Bianca Narrando
- Acordei de madrugada e terminei de fazer todas as nossas malas, o nó entalado na garganta, parece que estou voltando a anos atrás e para o meu pior pesadelo. Sei que esse homem está morto, mas reviver tudo isso é dolorido demais, ainda mais sem a minha mãe ao meu lado. Mas agora não posso pensar em mim, tenho que pensar na minha irmã que agora é totalmente dependente de mim e perdeu a nossa mãe tão precocemente. Depois que fiz as malas, ajeitei tudo na casa, o carro que iria nos levar já estava esperando. Ajeitei minha irmã dormindo mesmo e vamos nessa.
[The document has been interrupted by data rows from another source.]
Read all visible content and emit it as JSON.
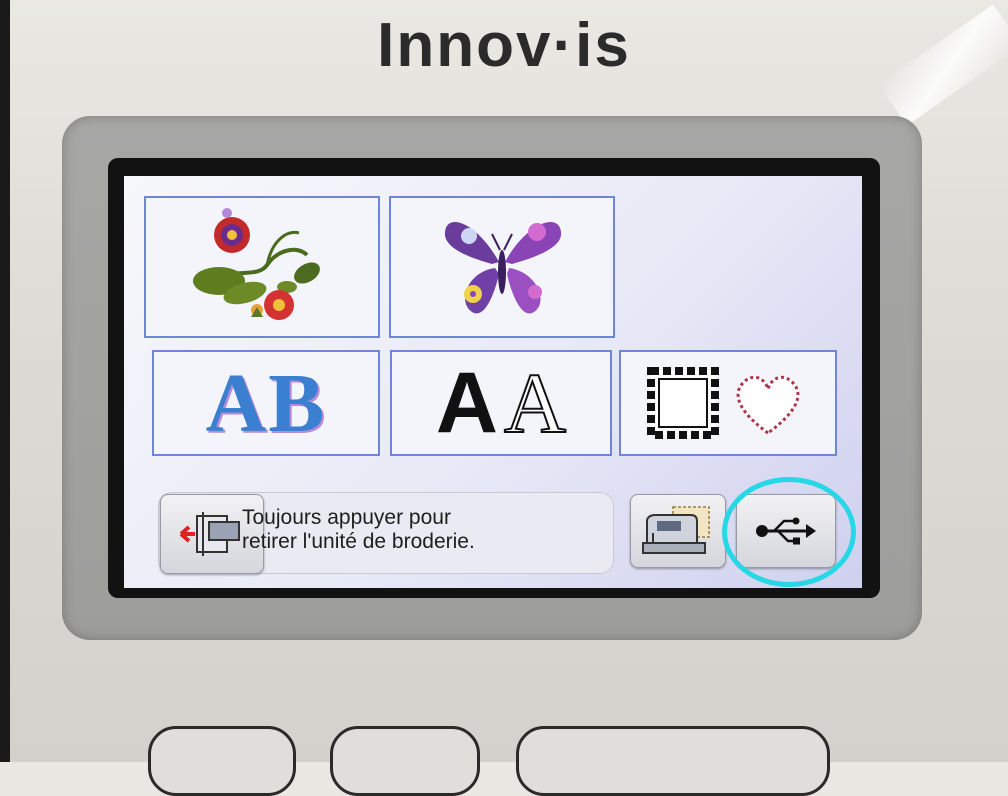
{
  "device": {
    "brand": "Innov·is"
  },
  "screen": {
    "tiles": [
      {
        "id": "floral",
        "icon": "floral-embroidery-icon"
      },
      {
        "id": "butterfly",
        "icon": "butterfly-embroidery-icon"
      },
      {
        "id": "decorative-alphabet",
        "icon": "decorative-alphabet-icon",
        "text": "AB"
      },
      {
        "id": "font-alphabet",
        "icon": "character-font-icon",
        "text_bold": "A",
        "text_outline": "A"
      },
      {
        "id": "frames",
        "icon": "frame-pattern-icon"
      }
    ],
    "status": {
      "line1": "Toujours appuyer pour",
      "line2": "retirer l'unité de broderie."
    },
    "buttons": {
      "remove_unit_icon": "embroidery-unit-remove-icon",
      "machine_icon": "sewing-machine-icon",
      "usb_icon": "usb-icon"
    },
    "highlight_color": "#26d7e6",
    "tile_border_color": "#6f86d6"
  }
}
- Fiquei parada olhando pra casa que por muito tempo fui feliz e anestesiada da dor que foi me causada durante muito tempo. Levei as malas para o carro do Senhor que iria nos levar, peguei minha irmã no colo, fechei a casa e deixei a chave na planta como de costume, a dona da casa vai vir buscar. Entrei no carro com a minha irmã ainda dormindo no meu colo, o choro entalado na garganta e partimos para o morro, não sei o que me espera, mas estou convicta de que lá no momento é a nossa melhor opção. A viagem toda não consegui pregar os olhos, a ansiedade tentando vir a todo custo e eu me prendendo pra não desabar. O Senhor viu meu desconforto e ficou me encarando pelo espelho do carro.
Senhor: Está tudo bem menina?
Bianca: Não, mas vai ficar.
Senhor: Não sei o que você está passando, mas lembre-se que Deus participa de tudo, você não está sozinha.
Bianca: Amém, obrigada pelas palavras.
- Depois de longas horas de viagem, chegamos ao Rio e próximo a barreira da Rocinha, o Senhor não sobe e eu super entendo, não sei como estão as coisas por aqui e acho que não conheço mais ninguém. Ele parou na barreira, tirei as malas e a minha irmã acordou, paguei o Senhor que falou algumas coisas lindas pra mim e fiquei emocionada, nos despedimos e fui em direção aos meninos do movimento que fica aqui na barreira.
Bianca: Bom dia, sou a moradora nova. Temos uma casa aqui e voltamos pra morar novamente aqui.
Xxxx: Fé mina, vamos chamar o sub pra resolver essa questão.
Bianca: Obrigada, fico aguardando.
- Me afastei um pouco com minha irmã no colo e as malas ao nosso lado, não demorou muito e o moço que supostamente é o sub chegou e veio na nossa direção.
GB: Fé mina, foi você que fez a conexão com nós pra voltar a morar aqui?
Bianca: Sim, sou eu mesmo. A nossa casa estava alugada mas a inquilina já saiu e ela está vazia.
GB: Mas qual foi que você decidiu voltar a morar aqui?
Bianca: Minha mãe faleceu e não tive muita alternativa, já que agora é só eu e a minha irmã.
GB: Entendi. Você já sabe como funciona o proceder aqui, já que você foi moradora. Então nada mudou, é só seguir o mesmo proceder pra não virar saudade.
Bianca: Ok.
GB: Quem que vou te ajudar a subir com as paradas.
Bianca: Obrigada.
- Fiquei meio que sem reação, lembro bem dele. Ele é alguns anos mais velho que eu, não sabia que ele estava no movimento, também não tem como saber se eu não morava aqui. Ele colocou minhas malas no carro, entrei na parte de trás do carro com a minha irmã e seguimos. Não demorou muito e chegamos no portão da minha casa e aquela nostalgia me acertou em cheio, mas segurei minha onda pra não chorar aqui e passar vergonha. Ele tirou minhas malas do carro, deixou em frente ao meu portão.
GB: De volta às origens, bem vinda de volta gatinha, qualquer parada é só acionar. - Disse me olhando nos olhos e brincando com a minha irmã que começou a rir pra ele.
Bianca: Obrigada mais uma vez.
- Ele deu as costas e entrou em seu carro, entrei na casa com a minha irmã e parece que nada mudou, estava tudo exatamente do mesmo jeito, parece que quem morou aqui, não mudou nada.